Jason Kessler, the man who helped organize Saturday's white nationalist "Unite the Right" event that erupted in violence, has come under the national spotlight because of his role in the ultimately deadly event and his subsequent need to flee a press conference after being attacked. According to some persistent "rumors," prior to his rise to prominence on the far-right, Kessler embraced the far-left Occupy Wall Street movement and was an Obama supporter.

One of the sources to note the claims is the hyper-partisan Southern Poverty Law Center, notorious for its overt leftward slant; the fact that SPLC would bring up Kessler's alleged previous left-wing activism lends the claim a bit more credence. Here's the passage from SPLC's "extremist file" on the "relative newcomer to the white nationalist scene," Kessler:

Rumors abound on white nationalist forums that Kessler’s ideological pedigree before 2016 was less than pure and seem to point to involvement in the Occupy movement and past support for President Obama.

At one recent speech in favor of Charlottesville’s status as a sanctuary city, Kessler live-streamed himself as an attendee questioned him and apologized for an undisclosed spat during Kessler’s apparent involvement with Occupy. Kessler appeared visibly perturbed by the woman’s presence and reminders of their past association.

Kessler himself has placed his “red-pilling” around December of 2013 when a PR executive was publicly excoriated for a tasteless Twitter joke about AIDS in Africa. ...

Regardless of Kessler’s past politics, the rightward shift in his views was first put on display in November, 2016 when his tirade against Wes Bellamy began.

Rightwing News claims that Kessler "took $1,320 as a consulting fee from a Democratic candidate running for the Senate in 2012. He’s pro-abortion, an environmentalist, a non-interventionist, pro-equality and an atheist, among other things."

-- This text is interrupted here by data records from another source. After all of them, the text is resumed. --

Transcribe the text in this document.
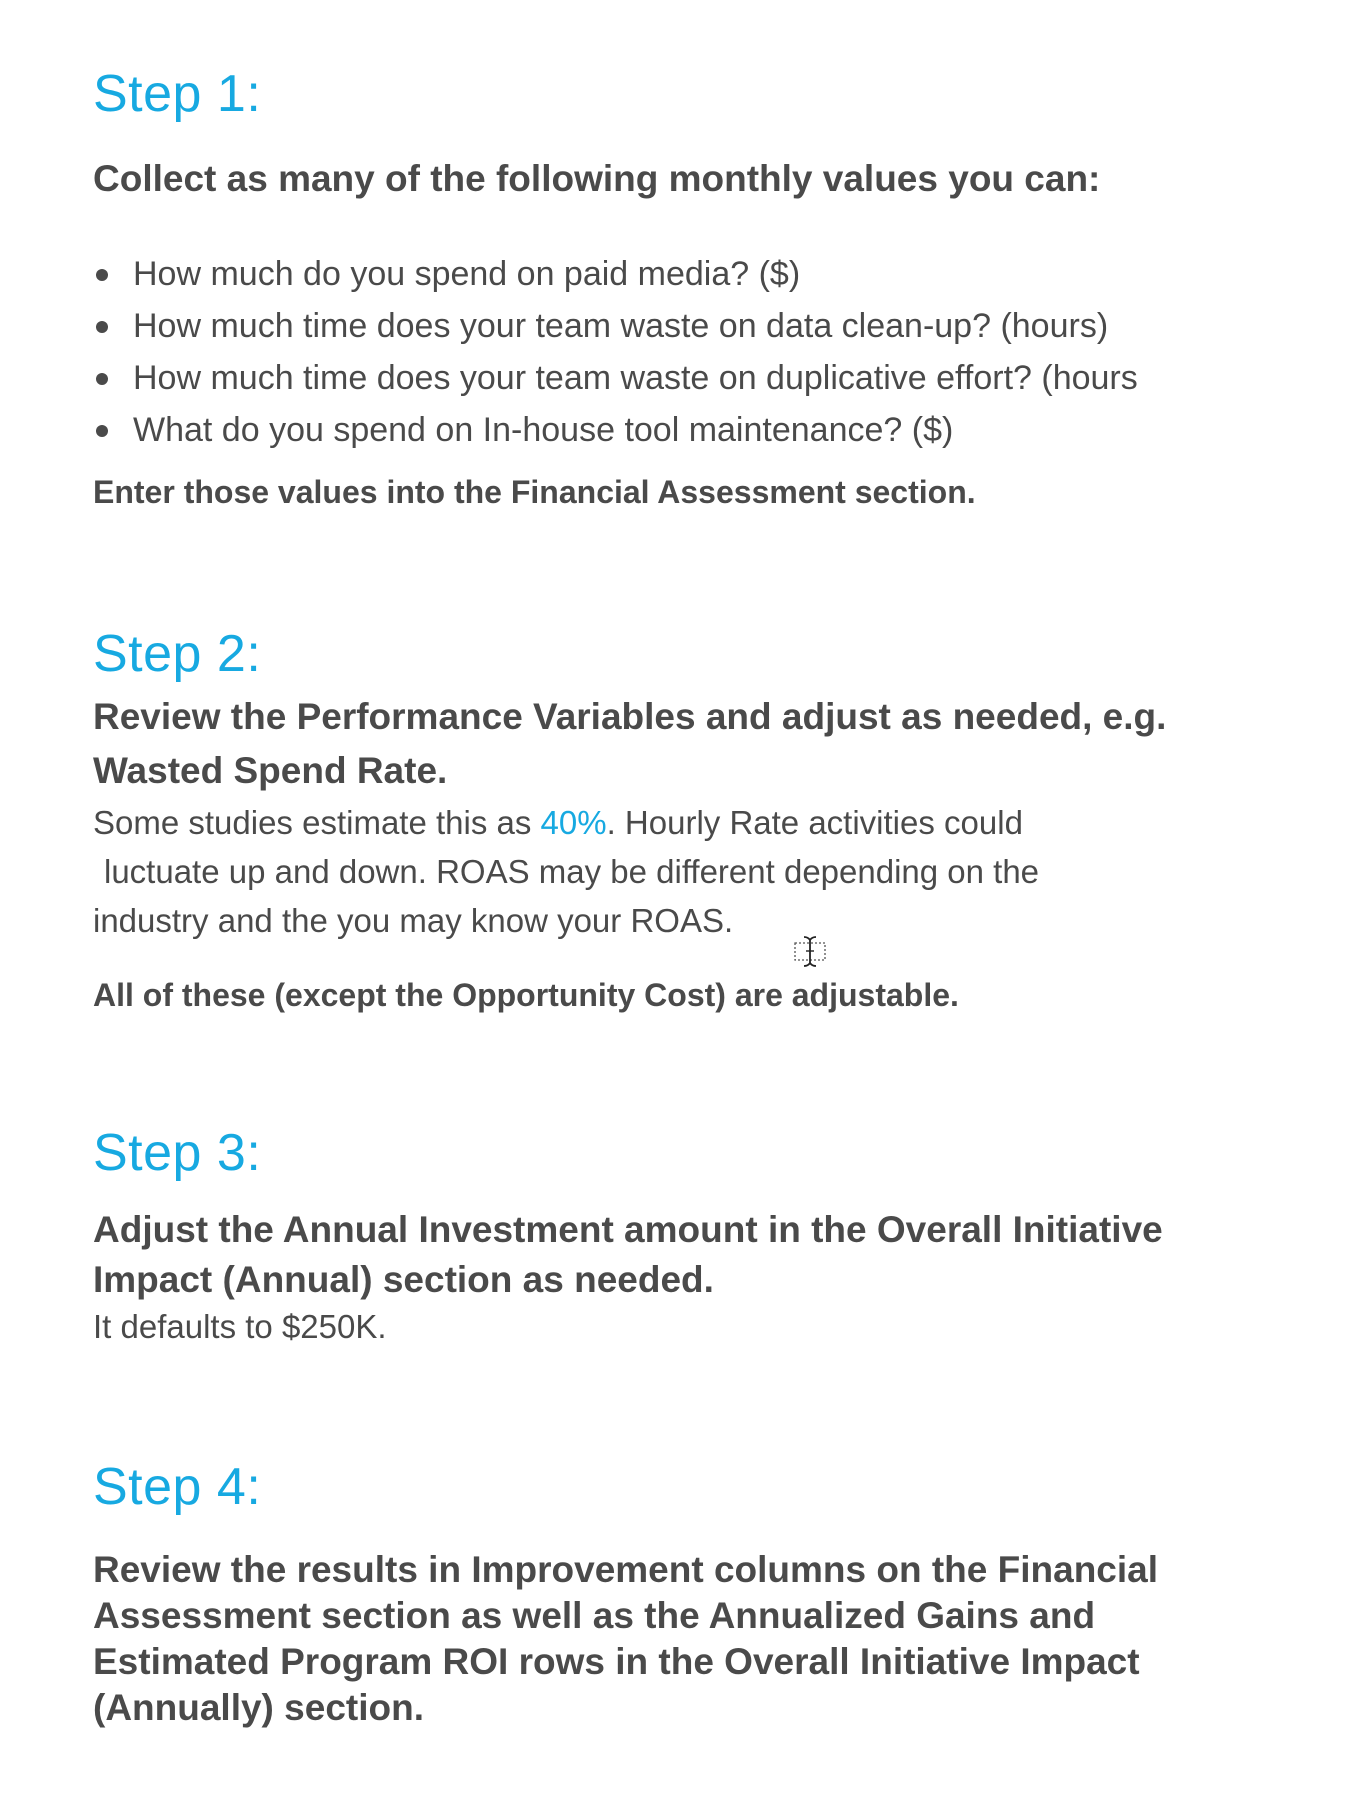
Step 1:

Collect as many of the following monthly values you can:

How much do you spend on paid media? ($)
How much time does your team waste on data clean-up? (hours)
How much time does your team waste on duplicative effort? (hours
What do you spend on In-house tool maintenance? ($)

Enter those values into the Financial Assessment section.

Step 2:

Review the Performance Variables and adjust as needed, e.g.
Wasted Spend Rate.

Some studies estimate this as 40%. Hourly Rate activities could
luctuate up and down. ROAS may be different depending on the
industry and the you may know your ROAS.

All of these (except the Opportunity Cost) are adjustable.

Step 3:

Adjust the Annual Investment amount in the Overall Initiative
Impact (Annual) section as needed.

It defaults to $250K.

Step 4:

Review the results in Improvement columns on the Financial
Assessment section as well as the Annualized Gains and
Estimated Program ROI rows in the Overall Initiative Impact
(Annually) section.
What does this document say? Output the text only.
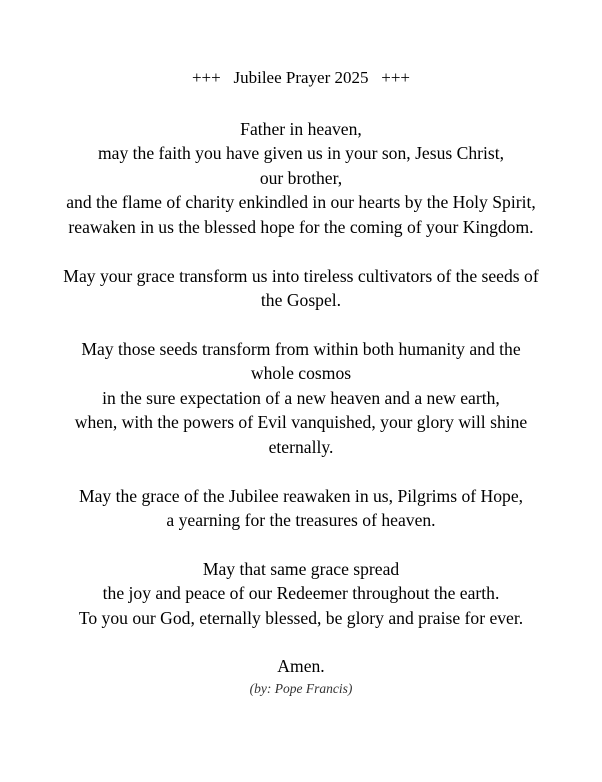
+++   Jubilee Prayer 2025   +++
Father in heaven,
may the faith you have given us in your son, Jesus Christ,
our brother,
and the flame of charity enkindled in our hearts by the Holy Spirit,
reawaken in us the blessed hope for the coming of your Kingdom.
May your grace transform us into tireless cultivators of the seeds of
the Gospel.
May those seeds transform from within both humanity and the
whole cosmos
in the sure expectation of a new heaven and a new earth,
when, with the powers of Evil vanquished, your glory will shine
eternally.
May the grace of the Jubilee reawaken in us, Pilgrims of Hope,
a yearning for the treasures of heaven.
May that same grace spread
the joy and peace of our Redeemer throughout the earth.
To you our God, eternally blessed, be glory and praise for ever.
Amen.
(by: Pope Francis)
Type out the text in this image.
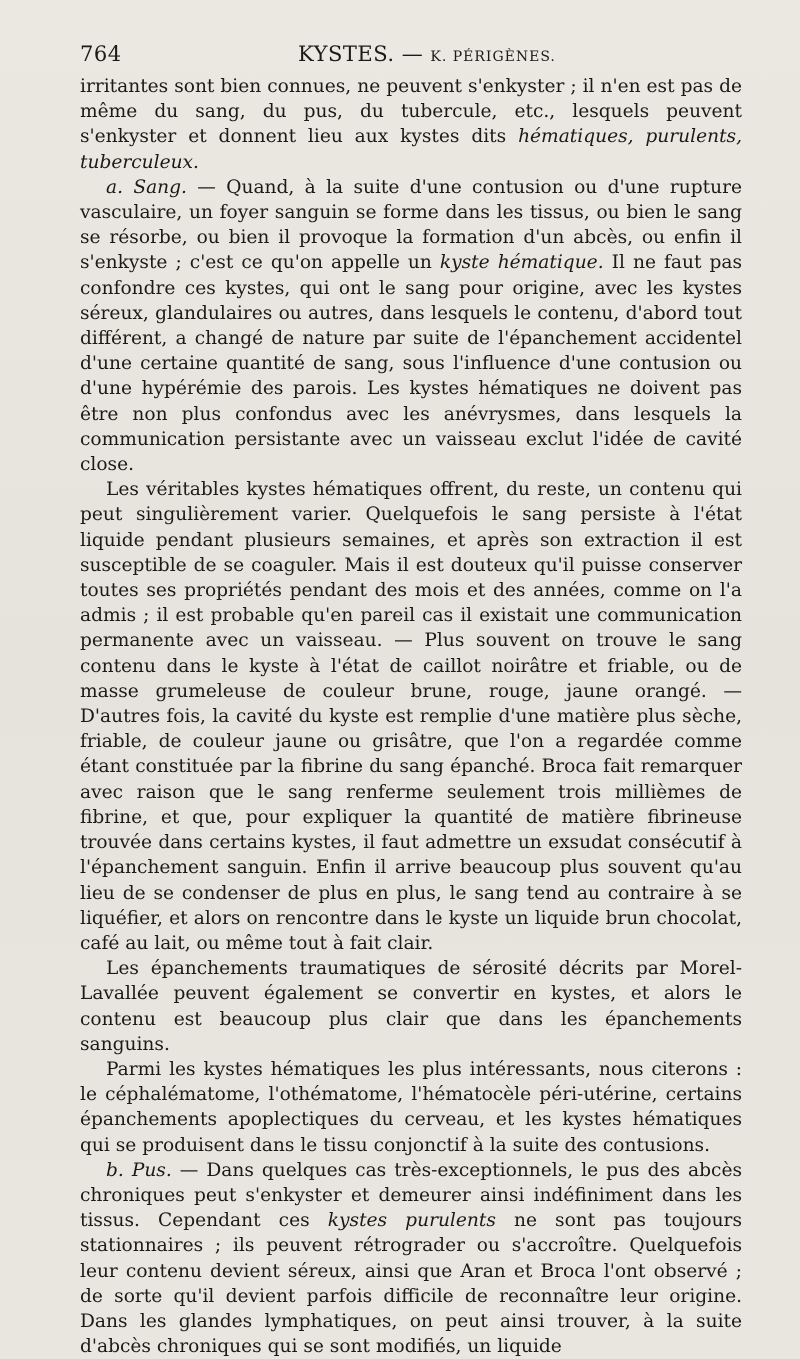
764	KYSTES. — K. PÉRIGÈNES.

irritantes sont bien connues, ne peuvent s'enkyster ; il n'en est pas de même du sang, du pus, du tubercule, etc., lesquels peuvent s'enkyster et donnent lieu aux kystes dits hématiques, purulents, tuberculeux.

a. Sang. — Quand, à la suite d'une contusion ou d'une rupture vasculaire, un foyer sanguin se forme dans les tissus, ou bien le sang se résorbe, ou bien il provoque la formation d'un abcès, ou enfin il s'enkyste ; c'est ce qu'on appelle un kyste hématique. Il ne faut pas confondre ces kystes, qui ont le sang pour origine, avec les kystes séreux, glandulaires ou autres, dans lesquels le contenu, d'abord tout différent, a changé de nature par suite de l'épanchement accidentel d'une certaine quantité de sang, sous l'influence d'une contusion ou d'une hypérémie des parois. Les kystes hématiques ne doivent pas être non plus confondus avec les anévrysmes, dans lesquels la communication persistante avec un vaisseau exclut l'idée de cavité close.

Les véritables kystes hématiques offrent, du reste, un contenu qui peut singulièrement varier. Quelquefois le sang persiste à l'état liquide pendant plusieurs semaines, et après son extraction il est susceptible de se coaguler. Mais il est douteux qu'il puisse conserver toutes ses propriétés pendant des mois et des années, comme on l'a admis ; il est probable qu'en pareil cas il existait une communication permanente avec un vaisseau. — Plus souvent on trouve le sang contenu dans le kyste à l'état de caillot noirâtre et friable, ou de masse grumeleuse de couleur brune, rouge, jaune orangé. — D'autres fois, la cavité du kyste est remplie d'une matière plus sèche, friable, de couleur jaune ou grisâtre, que l'on a regardée comme étant constituée par la fibrine du sang épanché. Broca fait remarquer avec raison que le sang renferme seulement trois millièmes de fibrine, et que, pour expliquer la quantité de matière fibrineuse trouvée dans certains kystes, il faut admettre un exsudat consécutif à l'épanchement sanguin. Enfin il arrive beaucoup plus souvent qu'au lieu de se condenser de plus en plus, le sang tend au contraire à se liquéfier, et alors on rencontre dans le kyste un liquide brun chocolat, café au lait, ou même tout à fait clair.

Les épanchements traumatiques de sérosité décrits par Morel-Lavallée peuvent également se convertir en kystes, et alors le contenu est beaucoup plus clair que dans les épanchements sanguins.

Parmi les kystes hématiques les plus intéressants, nous citerons : le céphalématome, l'othématome, l'hématocèle péri-utérine, certains épanchements apoplectiques du cerveau, et les kystes hématiques qui se produisent dans le tissu conjonctif à la suite des contusions.

b. Pus. — Dans quelques cas très-exceptionnels, le pus des abcès chroniques peut s'enkyster et demeurer ainsi indéfiniment dans les tissus. Cependant ces kystes purulents ne sont pas toujours stationnaires ; ils peuvent rétrograder ou s'accroître. Quelquefois leur contenu devient séreux, ainsi que Aran et Broca l'ont observé ; de sorte qu'il devient parfois difficile de reconnaître leur origine. Dans les glandes lymphatiques, on peut ainsi trouver, à la suite d'abcès chroniques qui se sont modifiés, un liquide
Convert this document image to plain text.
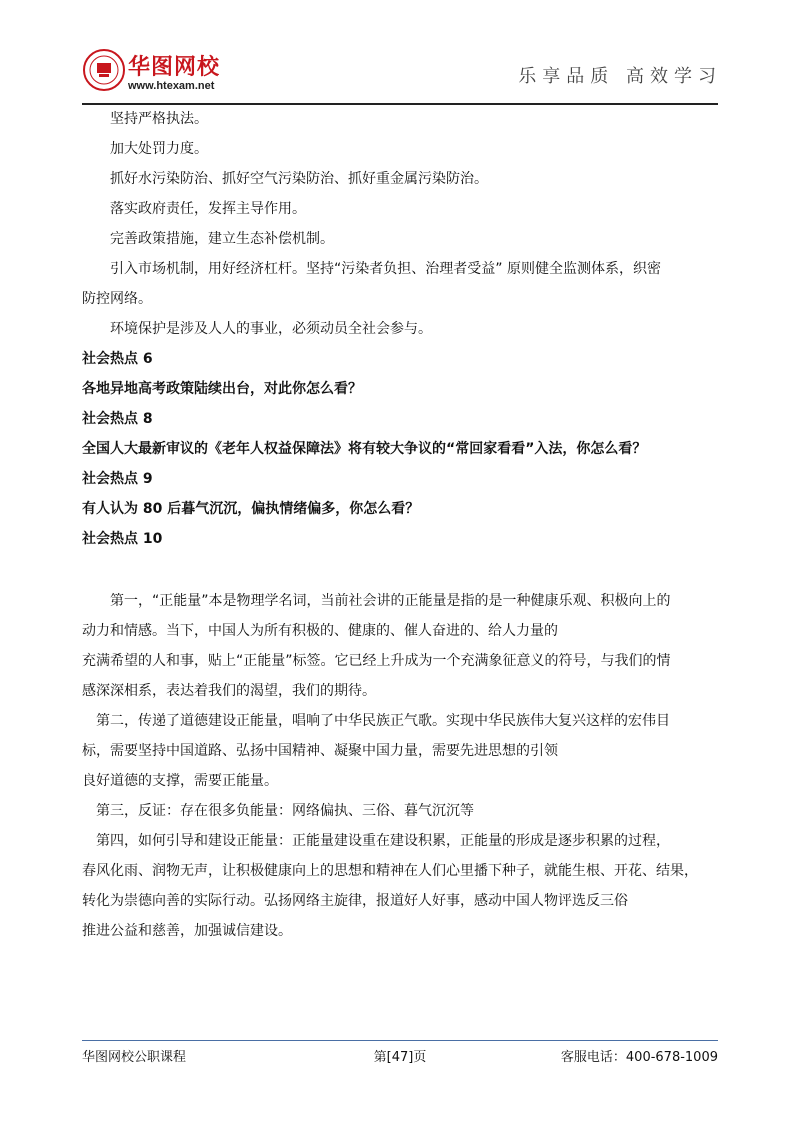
华图网校
www.htexam.net	乐享品质 高效学习

坚持严格执法。

加大处罚力度。

抓好水污染防治、抓好空气污染防治、抓好重金属污染防治。

落实政府责任，发挥主导作用。

完善政策措施，建立生态补偿机制。

引入市场机制，用好经济杠杆。坚持“污染者负担、治理者受益” 原则健全监测体系，织密

防控网络。

环境保护是涉及人人的事业，必须动员全社会参与。

社会热点 6

各地异地高考政策陆续出台，对此你怎么看？

社会热点 8

全国人大最新审议的《老年人权益保障法》将有较大争议的“常回家看看”入法，你怎么看？

社会热点 9

有人认为 80 后暮气沉沉，偏执情绪偏多，你怎么看？

社会热点 10

第一，“正能量”本是物理学名词，当前社会讲的正能量是指的是一种健康乐观、积极向上的

动力和情感。当下，中国人为所有积极的、健康的、催人奋进的、给人力量的

充满希望的人和事，贴上“正能量”标签。它已经上升成为一个充满象征意义的符号，与我们的情

感深深相系，表达着我们的渴望，我们的期待。

第二，传递了道德建设正能量，唱响了中华民族正气歌。实现中华民族伟大复兴这样的宏伟目

标，需要坚持中国道路、弘扬中国精神、凝聚中国力量，需要先进思想的引领

良好道德的支撑，需要正能量。

第三，反证：存在很多负能量：网络偏执、三俗、暮气沉沉等

第四，如何引导和建设正能量：正能量建设重在建设积累，正能量的形成是逐步积累的过程，

春风化雨、润物无声，让积极健康向上的思想和精神在人们心里播下种子，就能生根、开花、结果，

转化为崇德向善的实际行动。弘扬网络主旋律，报道好人好事，感动中国人物评选反三俗

推进公益和慈善，加强诚信建设。

华图网校公职课程	第[47]页	客服电话：400-678-1009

After his "red-pilling" — a reference to the Matrix popular among the alt-right — Kessler began to become increasingly active in the "white nationalist scene" in Charlottesville and online. Kessler, a UVA graduate (2009), began to really make a name for himself in the area through his opposition to Charlottesville Vice Mayor and City Councilman Wes Bellamy, which SPLC notes was the city's "only black councilman."

Kessler's campaign against Bellamy, who had organized a press conference calling for the removal of the Robert E. Lee statue that was at the center of the "Unite the Right" rally, resulted in the unearthing of what SPLC describes as "sexist, homophobic, and bigoted tweets" by the councilman, a publicity win for Kessler. He then launched a petition demanding that Bellamy step down, a petition which was ultimately tossed out — but not before Kessler punched a guy in the face while trying to get signatures, an action that got him arrested with misdemeanor assault.

Following his conversion to the far-right, Kessler also founded Unity & Security for America, a "revolutionary right wing grassroots movement ... within the Cultural Marxist hell that is Charlottesville," which created a GoFundMe account to pay for the "man hours to prepare for [protests], body armor to protect our journalist from a knife to the ribs, a professional quality microphone for interviewer [sic] the protestors and much more."

Like other leaders of the alt-right, Kessler embraces ethnonationalism, praising other far-right groups, including neo-Confederates like Michael Hill of the League of the South, for their commitment to promoting white culture. Kessler's "Unite the Right" event featured a Klan-reminiscent torch ceremony and boasted of featuring white nationalist Richard Spencer and other alt-right and far-right voices, including Mike Enoch of The Right Stuff, Matthew Heimbach of the Traditionalist Workers Party, and "pagan neo-fascist" Augustus Invictus.

"Unite the Right" devolved into chaos when violent Antifa and alt-right groups converged; by the end of the day, three people had died, including one 32-year-old woman who was run over by a white nationalist in what authorities suspect was an act of white supremacist terrorism.